I've noticed a really disturbing yet amusing trend at the movies this year and part of last, and that's the decline of what I call tween movies. These are generally based on a super-hyped best-selling teenage girl romance series like Twilight or The Hunger Games, and they've been shoveled at us as a global audience, expecting us to just open up and eat them.
Well, the fact is, almost all of these adaptations have fallen flat - not only at the box office, but also as source material.
"But, wait!" you say. "These are best-selling book series! They have a built-in audience! How can the source material be bad?"
I will explain my reasoning. Those statements you just uttered are the same ones that studio executives uttered when they signed the contracts to push these films into production.
It's absolutely true that these book series have a built-in audience. The problem with the audience is that these books are popular because they are books. Moreover, the audience is pre-teen thru teen girls and they are reading these books for escapism. That's right - good, old fashioned escapism. The stories take them away from their math classes, their study halls, and their dramatic, mundane high-school lives and transport them into a world where they are different, special, and the entire world revolves around the decisions they make. I may not be a teenage girl, but I read for the same exact reasons when I was in school - and even now. Authors like Brian Jacques, Robert Jordan, and Terry Goodkind gave me places to go where I belonged.
Now, back to the issue at hand of Hollywood trying to cash in on this literature love. Going to the movies is not the same as reading a book. For one, the amount of time it takes to read a book and get to know the characters is a lot longer than it takes to watch a movie. In two hours a screenwriter will try to cram an entire month's worth of reading and emotional journey-taking with the characters found in The Moral Instruments. It doesn't translate well.
What about the source material?
My argument is that most of these book series, like The Mortal Instruments, for example, started off as fan fiction for mega-hits like Harry Potter. Because of this starting point, the stories become very convoluted, like a stew of all these author's favorite stories tweaked just enough so that they don't get sued for plagiarism. It's disturbing to me as a writer because I haven't before seen such a wave of unoriginality in the book world.
As a disclaimer, I am an advocate for fan fiction. I used to write it myself. I was one of those kids who wanted more of the same. I wanted new stories about Harry, Ron, and Hermione. I wanted them in their own worlds doing new things and surprising me.

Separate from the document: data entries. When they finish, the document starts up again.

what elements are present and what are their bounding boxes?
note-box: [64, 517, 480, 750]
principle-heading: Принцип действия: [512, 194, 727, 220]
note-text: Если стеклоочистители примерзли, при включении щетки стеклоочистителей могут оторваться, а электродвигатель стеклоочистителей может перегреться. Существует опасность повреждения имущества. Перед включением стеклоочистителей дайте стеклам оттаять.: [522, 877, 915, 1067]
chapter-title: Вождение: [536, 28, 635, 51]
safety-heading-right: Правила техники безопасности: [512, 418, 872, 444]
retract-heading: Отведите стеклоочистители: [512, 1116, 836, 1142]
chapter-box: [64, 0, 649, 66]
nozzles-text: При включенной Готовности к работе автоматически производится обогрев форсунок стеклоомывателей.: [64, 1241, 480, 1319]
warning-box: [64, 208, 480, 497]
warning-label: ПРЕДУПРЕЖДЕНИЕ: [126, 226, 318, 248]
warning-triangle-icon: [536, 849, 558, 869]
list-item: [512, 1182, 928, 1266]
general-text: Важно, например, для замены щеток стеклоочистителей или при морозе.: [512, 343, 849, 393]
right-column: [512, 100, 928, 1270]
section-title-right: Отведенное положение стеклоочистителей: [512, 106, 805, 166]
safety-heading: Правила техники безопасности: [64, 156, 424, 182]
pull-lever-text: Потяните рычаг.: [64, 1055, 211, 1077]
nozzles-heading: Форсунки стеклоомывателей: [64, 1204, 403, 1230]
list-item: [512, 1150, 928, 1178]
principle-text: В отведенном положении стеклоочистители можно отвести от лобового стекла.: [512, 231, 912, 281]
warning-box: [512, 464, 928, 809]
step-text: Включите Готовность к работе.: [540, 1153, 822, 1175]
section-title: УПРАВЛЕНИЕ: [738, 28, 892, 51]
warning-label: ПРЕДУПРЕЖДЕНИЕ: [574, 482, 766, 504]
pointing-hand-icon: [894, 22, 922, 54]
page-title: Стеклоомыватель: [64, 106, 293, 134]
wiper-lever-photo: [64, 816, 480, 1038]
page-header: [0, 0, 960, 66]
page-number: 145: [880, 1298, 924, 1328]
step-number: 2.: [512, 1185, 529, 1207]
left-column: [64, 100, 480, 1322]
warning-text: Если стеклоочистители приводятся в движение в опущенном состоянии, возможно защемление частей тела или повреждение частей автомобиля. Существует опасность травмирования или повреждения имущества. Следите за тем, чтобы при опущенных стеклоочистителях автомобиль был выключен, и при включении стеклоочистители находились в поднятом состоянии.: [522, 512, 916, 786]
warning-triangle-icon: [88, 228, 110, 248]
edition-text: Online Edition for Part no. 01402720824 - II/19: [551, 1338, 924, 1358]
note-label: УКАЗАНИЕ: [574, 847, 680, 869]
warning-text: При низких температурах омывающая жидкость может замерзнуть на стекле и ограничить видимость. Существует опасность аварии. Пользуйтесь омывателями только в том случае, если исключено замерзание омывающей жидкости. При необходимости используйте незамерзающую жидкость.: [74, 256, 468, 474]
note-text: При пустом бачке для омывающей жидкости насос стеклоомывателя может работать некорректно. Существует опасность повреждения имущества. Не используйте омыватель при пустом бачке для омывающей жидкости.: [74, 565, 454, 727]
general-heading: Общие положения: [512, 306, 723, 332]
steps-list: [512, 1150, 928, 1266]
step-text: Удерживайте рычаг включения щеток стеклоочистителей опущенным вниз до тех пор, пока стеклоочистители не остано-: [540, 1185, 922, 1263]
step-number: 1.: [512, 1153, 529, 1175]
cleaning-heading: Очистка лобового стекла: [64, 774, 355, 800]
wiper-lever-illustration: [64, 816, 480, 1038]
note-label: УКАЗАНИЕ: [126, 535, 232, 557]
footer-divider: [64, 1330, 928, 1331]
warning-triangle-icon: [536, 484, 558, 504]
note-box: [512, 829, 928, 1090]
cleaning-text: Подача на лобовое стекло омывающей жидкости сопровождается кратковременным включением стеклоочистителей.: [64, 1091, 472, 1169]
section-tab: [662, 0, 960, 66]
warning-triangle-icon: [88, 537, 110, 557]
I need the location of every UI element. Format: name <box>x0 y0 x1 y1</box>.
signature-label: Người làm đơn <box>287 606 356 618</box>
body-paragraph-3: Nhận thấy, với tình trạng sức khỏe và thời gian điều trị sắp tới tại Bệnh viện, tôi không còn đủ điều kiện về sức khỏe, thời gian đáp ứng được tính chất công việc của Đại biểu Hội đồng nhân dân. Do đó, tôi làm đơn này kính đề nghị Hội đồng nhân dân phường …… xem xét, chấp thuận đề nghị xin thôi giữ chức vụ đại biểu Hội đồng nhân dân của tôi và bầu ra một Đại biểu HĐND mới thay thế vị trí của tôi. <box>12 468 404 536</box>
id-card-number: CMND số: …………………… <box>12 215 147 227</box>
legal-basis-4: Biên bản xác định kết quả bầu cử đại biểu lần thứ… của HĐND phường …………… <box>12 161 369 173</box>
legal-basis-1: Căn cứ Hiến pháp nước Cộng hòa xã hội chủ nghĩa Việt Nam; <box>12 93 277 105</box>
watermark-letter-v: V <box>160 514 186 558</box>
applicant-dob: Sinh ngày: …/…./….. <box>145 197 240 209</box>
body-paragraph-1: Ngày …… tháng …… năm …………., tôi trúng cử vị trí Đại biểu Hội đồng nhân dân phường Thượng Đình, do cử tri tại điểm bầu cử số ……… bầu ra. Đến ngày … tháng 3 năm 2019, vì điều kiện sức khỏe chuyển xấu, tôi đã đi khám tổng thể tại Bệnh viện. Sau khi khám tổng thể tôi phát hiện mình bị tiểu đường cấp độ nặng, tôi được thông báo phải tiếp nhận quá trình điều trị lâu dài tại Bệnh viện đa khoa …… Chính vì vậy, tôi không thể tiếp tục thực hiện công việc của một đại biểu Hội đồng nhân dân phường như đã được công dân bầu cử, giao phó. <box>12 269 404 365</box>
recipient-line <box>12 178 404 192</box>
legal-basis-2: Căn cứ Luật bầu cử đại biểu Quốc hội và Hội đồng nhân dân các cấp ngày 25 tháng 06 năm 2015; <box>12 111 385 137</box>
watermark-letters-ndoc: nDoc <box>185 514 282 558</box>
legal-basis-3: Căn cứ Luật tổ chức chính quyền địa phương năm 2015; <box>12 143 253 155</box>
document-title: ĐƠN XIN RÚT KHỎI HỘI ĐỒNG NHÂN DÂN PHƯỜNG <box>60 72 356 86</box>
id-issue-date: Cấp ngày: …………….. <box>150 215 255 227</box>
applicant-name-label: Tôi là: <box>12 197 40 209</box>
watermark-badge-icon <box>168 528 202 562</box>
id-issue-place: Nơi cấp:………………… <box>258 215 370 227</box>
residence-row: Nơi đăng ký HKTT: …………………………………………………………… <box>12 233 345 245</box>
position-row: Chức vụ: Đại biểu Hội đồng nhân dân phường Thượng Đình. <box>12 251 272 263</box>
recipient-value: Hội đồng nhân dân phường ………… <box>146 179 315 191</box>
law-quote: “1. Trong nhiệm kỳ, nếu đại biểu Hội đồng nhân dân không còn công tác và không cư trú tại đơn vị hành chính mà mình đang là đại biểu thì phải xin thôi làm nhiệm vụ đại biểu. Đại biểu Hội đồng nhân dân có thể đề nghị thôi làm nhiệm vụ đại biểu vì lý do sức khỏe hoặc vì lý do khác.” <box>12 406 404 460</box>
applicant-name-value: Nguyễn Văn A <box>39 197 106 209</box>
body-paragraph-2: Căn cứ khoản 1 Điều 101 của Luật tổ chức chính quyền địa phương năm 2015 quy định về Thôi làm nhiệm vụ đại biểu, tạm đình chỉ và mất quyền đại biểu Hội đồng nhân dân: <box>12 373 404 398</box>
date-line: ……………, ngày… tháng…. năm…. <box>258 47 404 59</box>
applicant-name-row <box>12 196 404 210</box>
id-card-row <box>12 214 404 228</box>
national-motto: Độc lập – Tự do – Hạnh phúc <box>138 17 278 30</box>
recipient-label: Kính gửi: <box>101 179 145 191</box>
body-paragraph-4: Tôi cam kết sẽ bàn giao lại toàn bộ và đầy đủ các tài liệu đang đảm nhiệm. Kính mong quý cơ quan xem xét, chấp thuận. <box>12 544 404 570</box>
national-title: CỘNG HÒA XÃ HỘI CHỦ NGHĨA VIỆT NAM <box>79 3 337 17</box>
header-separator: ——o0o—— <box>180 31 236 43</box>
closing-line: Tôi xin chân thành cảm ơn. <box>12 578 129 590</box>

I did not, however, want to see someone taking an established franchise and changing the names around, mashing together werewolves and Muggles, and passing it off as a new, original piece of work. I didn't like it when Eragon did it with Tolkien's place names, and I don't like it now with Hollywood capitalizing on it in their marketing campaigns. Some readers may not agree with this, but I stand by my belief that if you are going to write, make sure you write something that is original. Being inspired by your favorite book series is one thing. Converting a piece of fan fiction into an "original" piece of fiction is entirely another.
Yes, they made money on the books. But the rest of the world is not enthused, as the box office displays. There just isn't a market for such shallow adaptations. We want to be introduced to something we've never experienced before. We're waiting for the next literary world to sweep us off our feet and invest our money and minds in the stories that are sure to leap from said world.
I guess my warning is the same one that all my writing professors gave me when I first started out: Borrow delicately. Nobody likes reheated leftovers.